Michael Foord wrote:
On 30/08/2010 17:35, Barry Warsaw wrote:
On Aug 30, 2010, at 10:18 PM, Nick Coghlan wrote:
Since the Linkage section of PEP 384 specifically states the availability of a generic "python3.dll" that dynamically redirects to the relevant "python3y.dll" to allow an extension module to run against any 3.2 or later Python version as a goal of the PEP, I would say that allowing mixing of C runtimes is definitely one of the PEP's goals.
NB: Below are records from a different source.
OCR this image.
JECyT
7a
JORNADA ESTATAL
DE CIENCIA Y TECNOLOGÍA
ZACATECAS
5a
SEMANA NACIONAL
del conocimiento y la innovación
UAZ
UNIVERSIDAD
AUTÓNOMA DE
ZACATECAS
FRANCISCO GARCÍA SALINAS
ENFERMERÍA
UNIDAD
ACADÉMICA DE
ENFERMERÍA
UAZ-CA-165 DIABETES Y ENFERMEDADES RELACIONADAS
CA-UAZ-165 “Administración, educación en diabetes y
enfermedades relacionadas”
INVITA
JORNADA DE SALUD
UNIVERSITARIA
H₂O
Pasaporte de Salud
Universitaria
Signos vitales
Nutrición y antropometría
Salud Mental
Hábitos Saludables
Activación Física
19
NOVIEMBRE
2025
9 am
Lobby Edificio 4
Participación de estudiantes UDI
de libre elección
It should be explicit about that then, and provide detail about why the runtime is relevant to Windows programmers (and probably not relevant in practice for *nix programmers).
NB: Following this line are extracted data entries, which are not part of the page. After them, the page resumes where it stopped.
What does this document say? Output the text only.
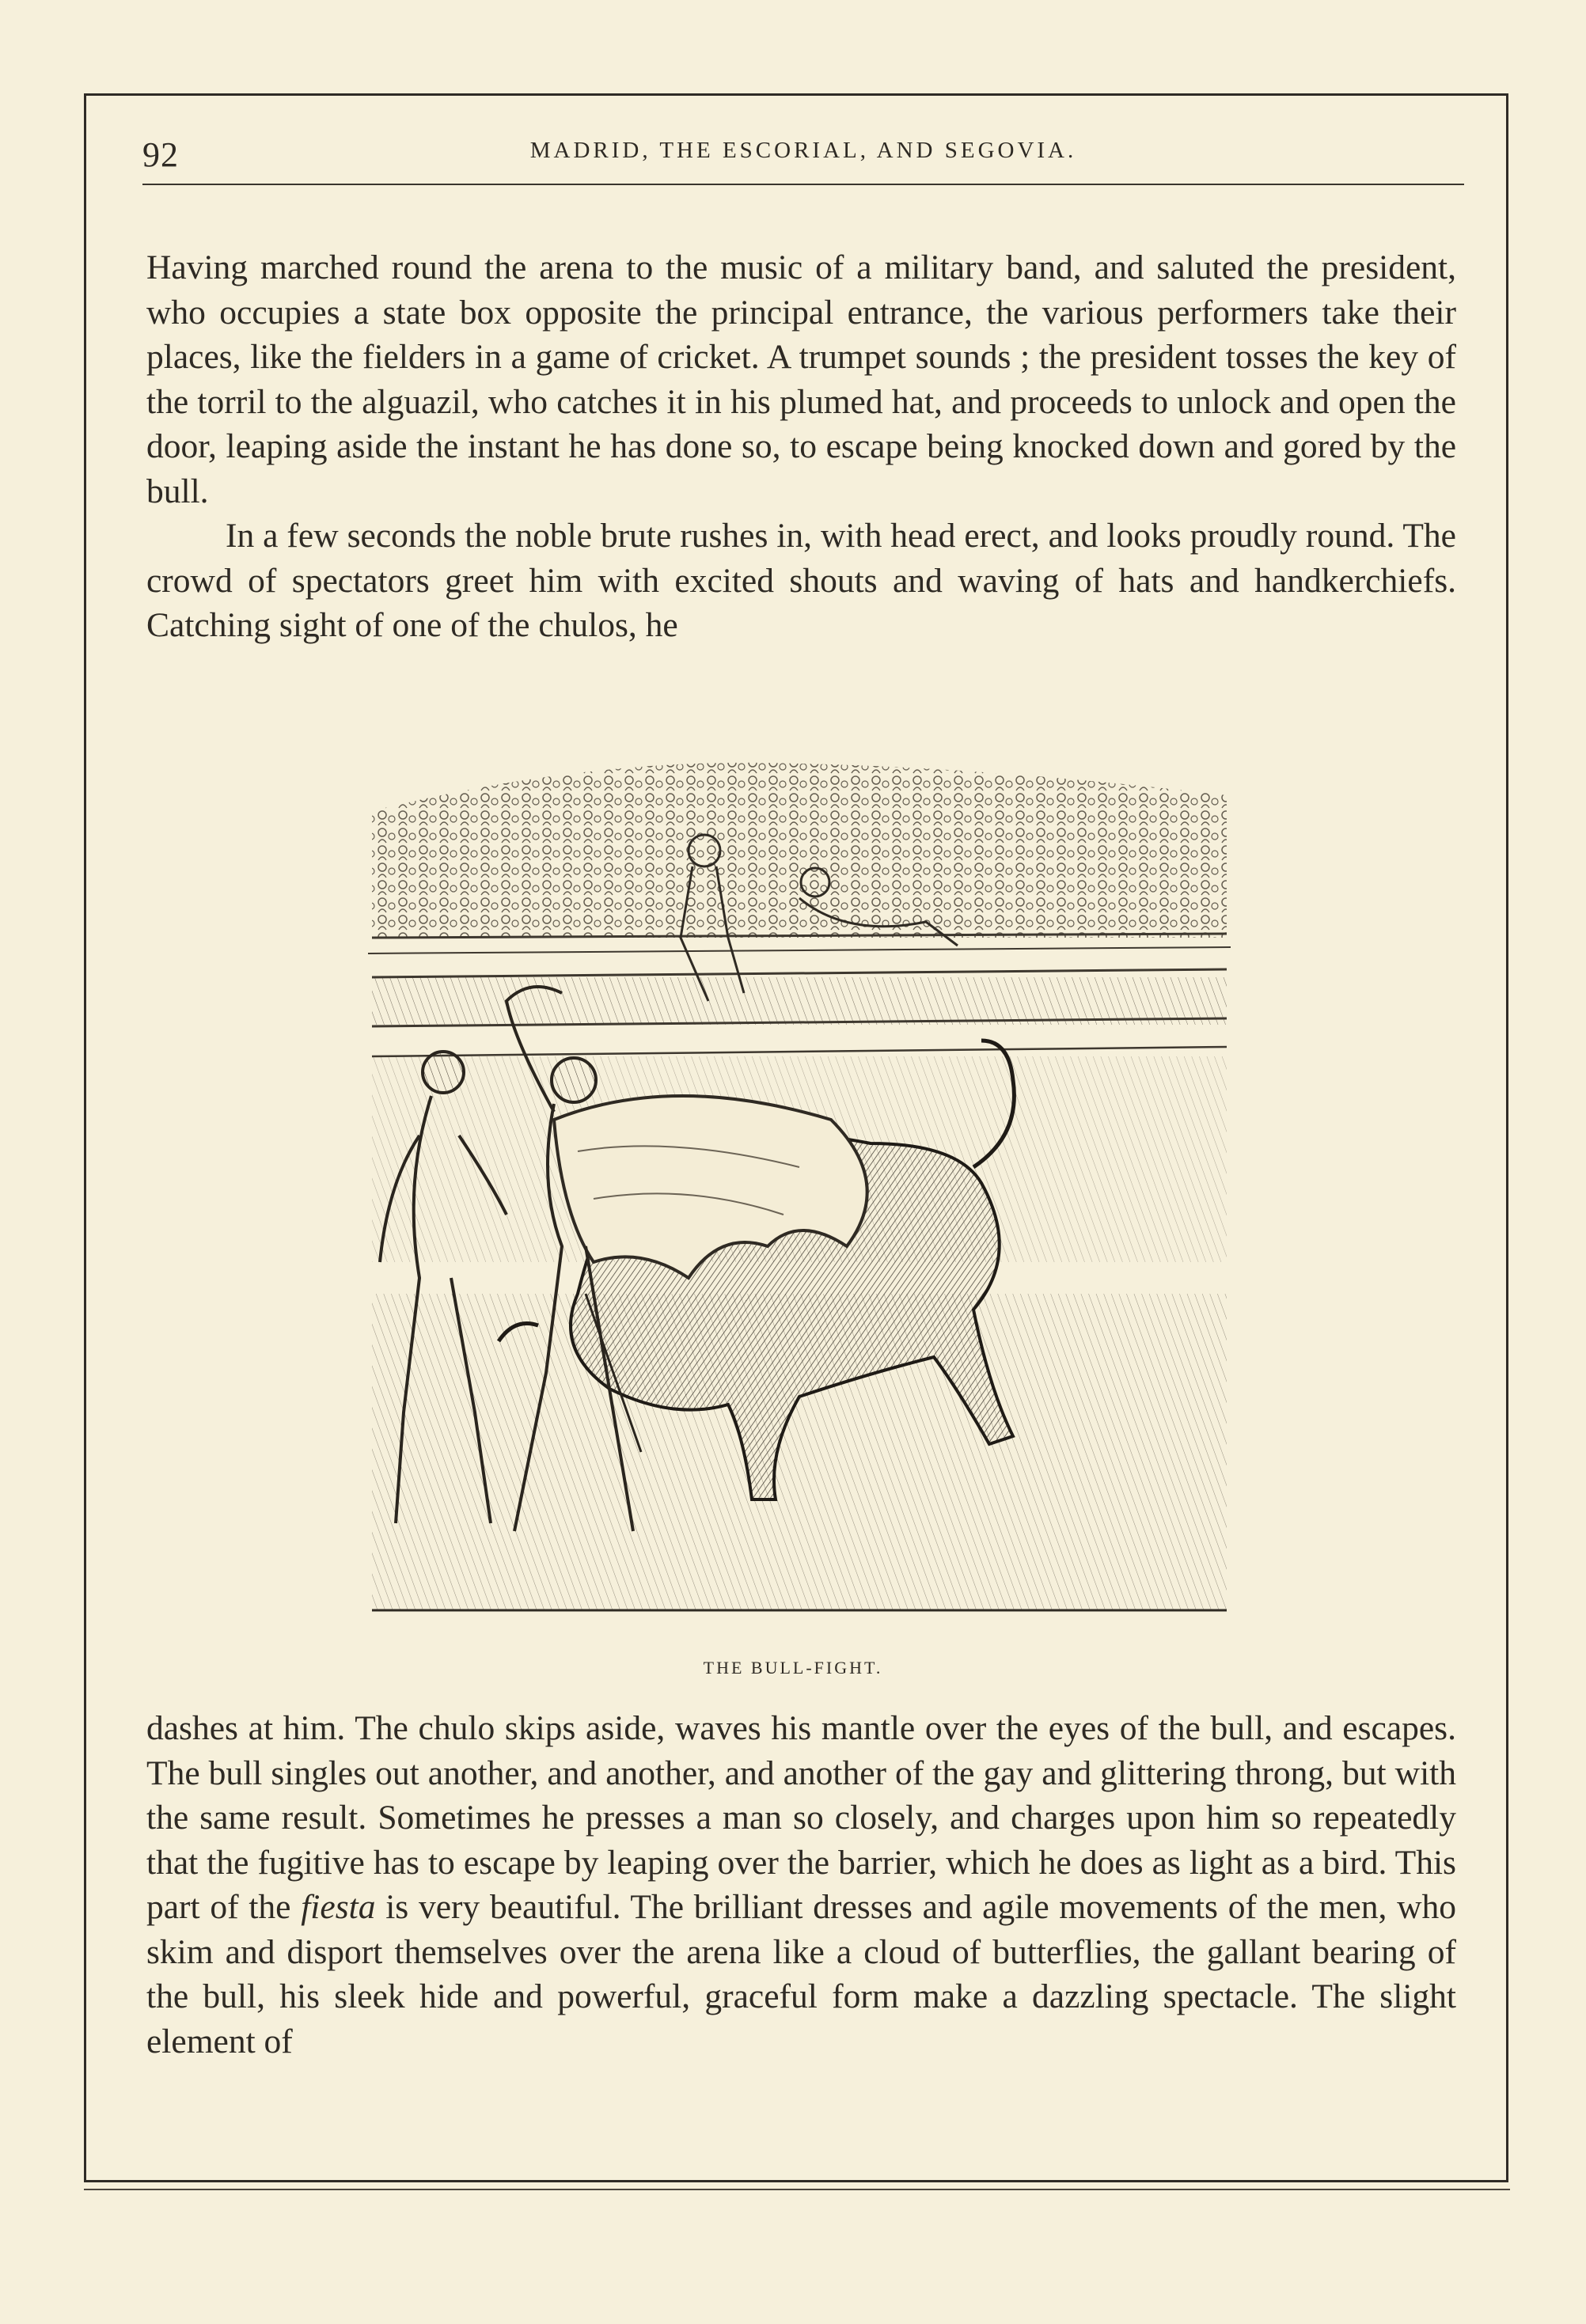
92	MADRID, THE ESCORIAL, AND SEGOVIA.

Having marched round the arena to the music of a military band, and saluted the president, who occupies a state box opposite the principal entrance, the various performers take their places, like the fielders in a game of cricket. A trumpet sounds ; the president tosses the key of the torril to the alguazil, who catches it in his plumed hat, and proceeds to unlock and open the door, leaping aside the instant he has done so, to escape being knocked down and gored by the bull.

In a few seconds the noble brute rushes in, with head erect, and looks proudly round. The crowd of spectators greet him with excited shouts and waving of hats and handkerchiefs. Catching sight of one of the chulos, he

THE BULL-FIGHT.

dashes at him. The chulo skips aside, waves his mantle over the eyes of the bull, and escapes. The bull singles out another, and another, and another of the gay and glittering throng, but with the same result. Sometimes he presses a man so closely, and charges upon him so repeatedly that the fugitive has to escape by leaping over the barrier, which he does as light as a bird. This part of the fiesta is very beautiful. The brilliant dresses and agile movements of the men, who skim and disport themselves over the arena like a cloud of butterflies, the gallant bearing of the bull, his sleek hide and powerful, graceful form make a dazzling spectacle. The slight element of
An extension compiled for one version of Python will be linked against the version of the C runtime used by that version of Python (if it is compiled with the same version of Visual Studio of course).
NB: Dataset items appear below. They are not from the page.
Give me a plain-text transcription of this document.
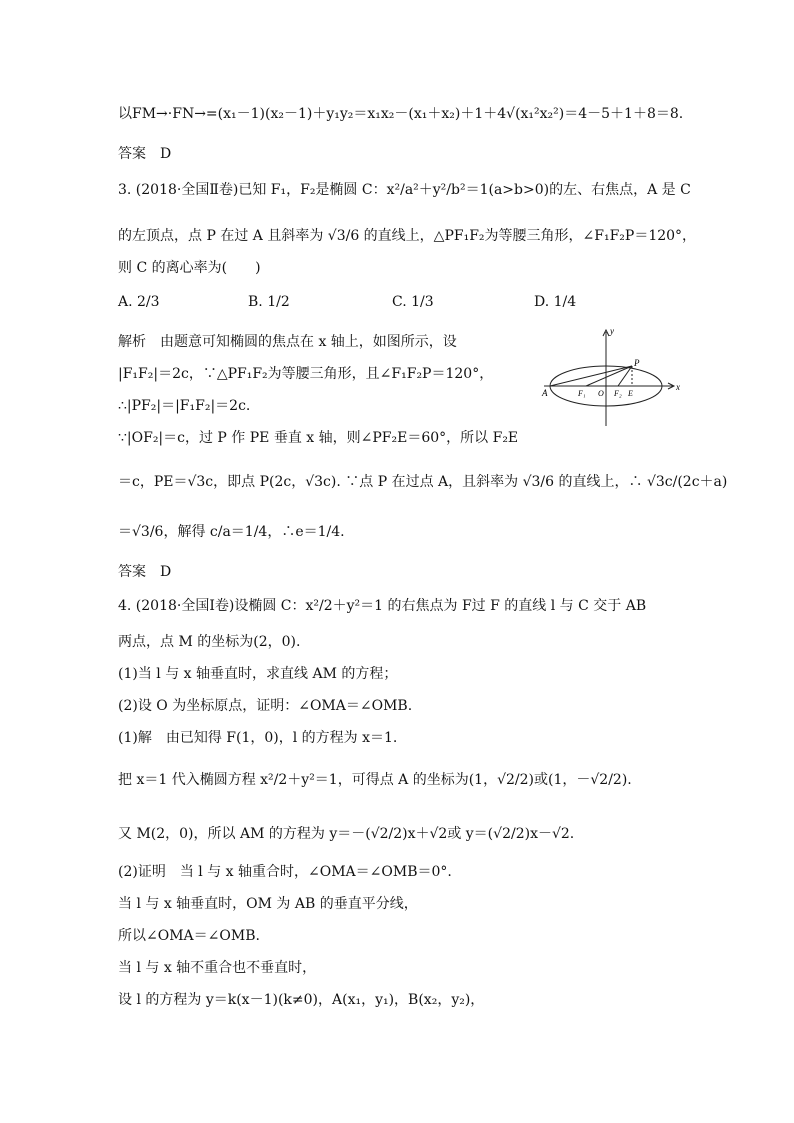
以FM→·FN→=(x₁－1)(x₂－1)＋y₁y₂＝x₁x₂－(x₁＋x₂)＋1＋4√(x₁²x₂²)＝4－5＋1＋8＝8.
答案　D
3. (2018·全国Ⅱ卷)已知 F₁，F₂是椭圆 C：x²/a²＋y²/b²＝1(a>b>0)的左、右焦点，A 是 C
的左顶点，点 P 在过 A 且斜率为 √3/6 的直线上，△PF₁F₂为等腰三角形，∠F₁F₂P＝120°，
则 C 的离心率为(　　)
A. 2/3	B. 1/2	C. 1/3	D. 1/4
解析　由题意可知椭圆的焦点在 x 轴上，如图所示，设
|F₁F₂|＝2c，∵△PF₁F₂为等腰三角形，且∠F₁F₂P＝120°，
∴|PF₂|＝|F₁F₂|＝2c.
∵|OF₂|＝c，过 P 作 PE 垂直 x 轴，则∠PF₂E＝60°，所以 F₂E
＝c，PE＝√3c，即点 P(2c，√3c). ∵点 P 在过点 A，且斜率为 √3/6 的直线上，∴ √3c/(2c＋a)
＝√3/6，解得 c/a＝1/4，∴e＝1/4.
答案　D
4. (2018·全国Ⅰ卷)设椭圆 C：x²/2＋y²＝1 的右焦点为 F过 F 的直线 l 与 C 交于 AB
两点，点 M 的坐标为(2，0).
(1)当 l 与 x 轴垂直时，求直线 AM 的方程；
(2)设 O 为坐标原点，证明：∠OMA＝∠OMB.
(1)解　由已知得 F(1，0)，l 的方程为 x＝1.
把 x＝1 代入椭圆方程 x²/2＋y²＝1，可得点 A 的坐标为(1，√2/2)或(1，－√2/2).
又 M(2，0)，所以 AM 的方程为 y＝－(√2/2)x＋√2或 y＝(√2/2)x－√2.
(2)证明　当 l 与 x 轴重合时，∠OMA＝∠OMB＝0°.
当 l 与 x 轴垂直时，OM 为 AB 的垂直平分线，
所以∠OMA＝∠OMB.
当 l 与 x 轴不重合也不垂直时，
设 l 的方程为 y＝k(x－1)(k≠0)，A(x₁，y₁)，B(x₂，y₂)，
y
x
A	F₁ O F₂ E
P
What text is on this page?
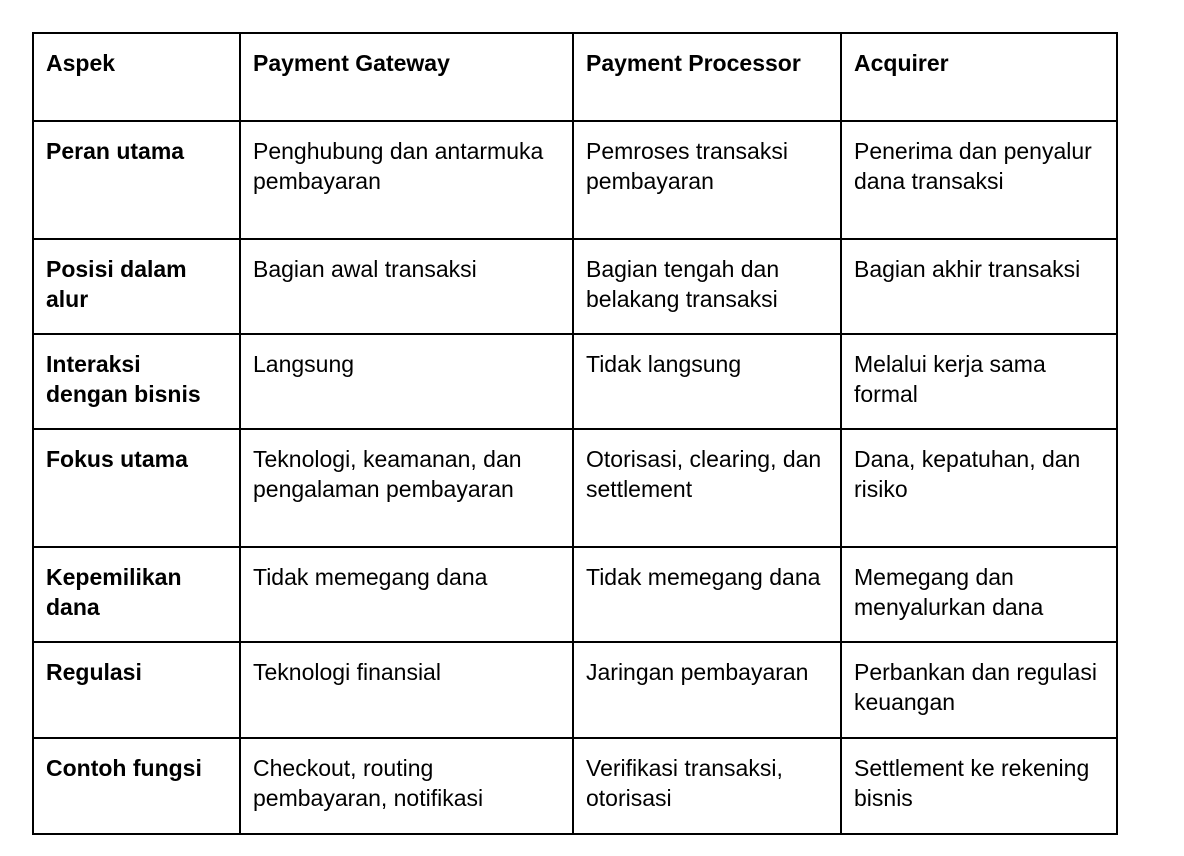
Aspek	Payment Gateway	Payment Processor	Acquirer
Peran utama	Penghubung dan antarmuka pembayaran	Pemroses transaksi pembayaran	Penerima dan penyalur dana transaksi
Posisi dalam alur	Bagian awal transaksi	Bagian tengah dan belakang transaksi	Bagian akhir transaksi
Interaksi dengan bisnis	Langsung	Tidak langsung	Melalui kerja sama formal
Fokus utama	Teknologi, keamanan, dan pengalaman pembayaran	Otorisasi, clearing, dan settlement	Dana, kepatuhan, dan risiko
Kepemilikan dana	Tidak memegang dana	Tidak memegang dana	Memegang dan menyalurkan dana
Regulasi	Teknologi finansial	Jaringan pembayaran	Perbankan dan regulasi keuangan
Contoh fungsi	Checkout, routing pembayaran, notifikasi	Verifikasi transaksi, otorisasi	Settlement ke rekening bisnis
If the extension binary is to remain compatible with a later version of Python, compiled against a different version of the C runtime, then it *must* be possible for multiple C runtimes to be loaded.
Is it possible to have multiple versions of the lib C loaded on Windows ? I know that it is not possible on Linux. Instead, the glibc takes great care to version all sorts of APIs in the lib to make it possible to run applications using different versions within the same runtime (they include different ABI versions in the same lib). AFAIK, on Windows, the lib C is using a different approach: up until the invention of the manifests, they took great care not to break the APIs in incompatible ways. With manifests, things are more complicated, since the DLLs now explicitly reference a particular version of a DLL (down to the patch level) and if the versions are not installed, the application won't run. Not sure what effect that has on the way they engineered the new lib C versions... This document suggests that it is possible to have an application use multiple CRTs, but care has to be taken with respect to things that are initialized by the CRTs (env vars, locales, handles, etc.): http://msdn.microsoft.com/en-us/library/abx4dbyh(v=VS.90).aspx
If the stable ABI doesn't allow this then binaries will *still* have to be recompiled when we update the version of Visual Studio used to compile Python - defeating the purpose of the PEP. Right?
If we keep changing the main compiler version used for creating Python binaries on Windows: yes. Fortunately, we don't :-) On Unix this shouldn't be too much of a problem, though, so the PEP is still valid for those platforms.
If this is the case then I agree that it should be explicit in the PEP.